The Serpentine display group shows a very special cross-section of Austria's flora.

Serpentine as a rock

Serpentine is a heavy-metal-containing and hydrated magnesium silicate. Iron and nickel make up most of the heavy metals. This rock derives its name from its gray-green, snakeskin-like color pattern.

Plants on serpentine

The special composition of serpentine, including minerals that are toxic for many plants, has given rise to a highly specialized vegetation on the soils derived from this rock formation. In fact, some plants grow only on serpentine, explaining the term "serpentine vegetation". Such species are usually poor competitors on "normal" soils and are often potentially endangered due to their highly restricted occurrence.

Deposits in Austria

Austria boasts a variety of serpentine sites. The best known are probably those around Bernstein in Burgenland. The rich serpentine deposits there have spawned an industry devoted to producing exquisite household articles and decorative objects. Additional deposits are located in Lower Austria (Wachau) and in Styria (larger deposits in Kraubath, Pernegg, Trieben and west of Rottenmann).

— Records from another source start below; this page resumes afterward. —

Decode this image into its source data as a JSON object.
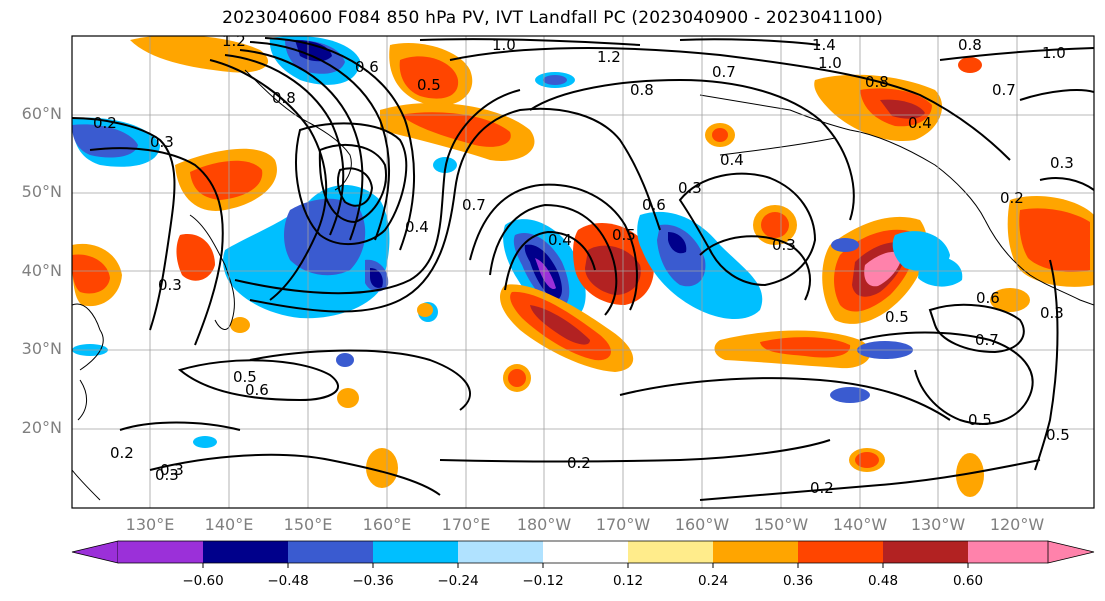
{
  "title": "2023040600 F084 850 hPa PV, IVT Landfall PC (2023040900 - 2023041100)",
  "lat_labels": [
    "60°N",
    "50°N",
    "40°N",
    "30°N",
    "20°N"
  ],
  "lon_labels": [
    "130°E",
    "140°E",
    "150°E",
    "160°E",
    "170°E",
    "180°W",
    "170°W",
    "160°W",
    "150°W",
    "140°W",
    "130°W",
    "120°W"
  ],
  "colorbar": {
    "colors": [
      "#9b30d9",
      "#00008b",
      "#3a5bd0",
      "#00bfff",
      "#b0e2ff",
      "#ffffff",
      "#ffec8b",
      "#ffa500",
      "#ff4500",
      "#b22222",
      "#ff82ab"
    ],
    "tick_labels": [
      "−0.60",
      "−0.48",
      "−0.36",
      "−0.24",
      "−0.12",
      "0.12",
      "0.24",
      "0.36",
      "0.48",
      "0.60"
    ]
  },
  "contour_labels": [
    "1.2",
    "1.0",
    "1.2",
    "0.8",
    "1.4",
    "1.0",
    "0.8",
    "1.0",
    "0.6",
    "0.5",
    "0.7",
    "0.8",
    "0.7",
    "0.8",
    "0.2",
    "0.3",
    "0.3",
    "0.3",
    "0.4",
    "0.4",
    "0.7",
    "0.4",
    "0.3",
    "0.6",
    "0.5",
    "0.6",
    "0.2",
    "0.4",
    "0.5",
    "0.3",
    "0.5",
    "0.2",
    "0.2",
    "0.3",
    "0.5",
    "0.6",
    "0.7",
    "0.5",
    "0.3",
    "0.2",
    "0.3"
  ]
}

The Serpentine Display Group

In autumn 2015, a display group comprising highly specialized species living on serpentine sites was established at the University of Vienna's Botanical Garden. More than 30 different herbaceous species have been planted. The garden sector with the best conditions was chosen based on exposure and the presence of larger woody plants (above all Scots pine, Pinus sylvestris). The site was prepared so that it offered both shallower, stonier soils as well as somewhat deeper areas to accommodate nearly the full natural species spectrum. Rock material trucked in from Austria's serpentine locations provides the necessary mineral substrate.

The plants on display here originally stem from the Austrian serpentine sites and, over the years, most were raised in the Garden from seeds. Typical representatives include the Serpentine Carthusian pink (Dianthus carthusianorum subsp. capillifrons), the Serpentine field fleawort (Tephroseris integrifolia subsp. serpentini) or the Serpentine alpine cinquefoil (Potentilla crantzii var. serpentini).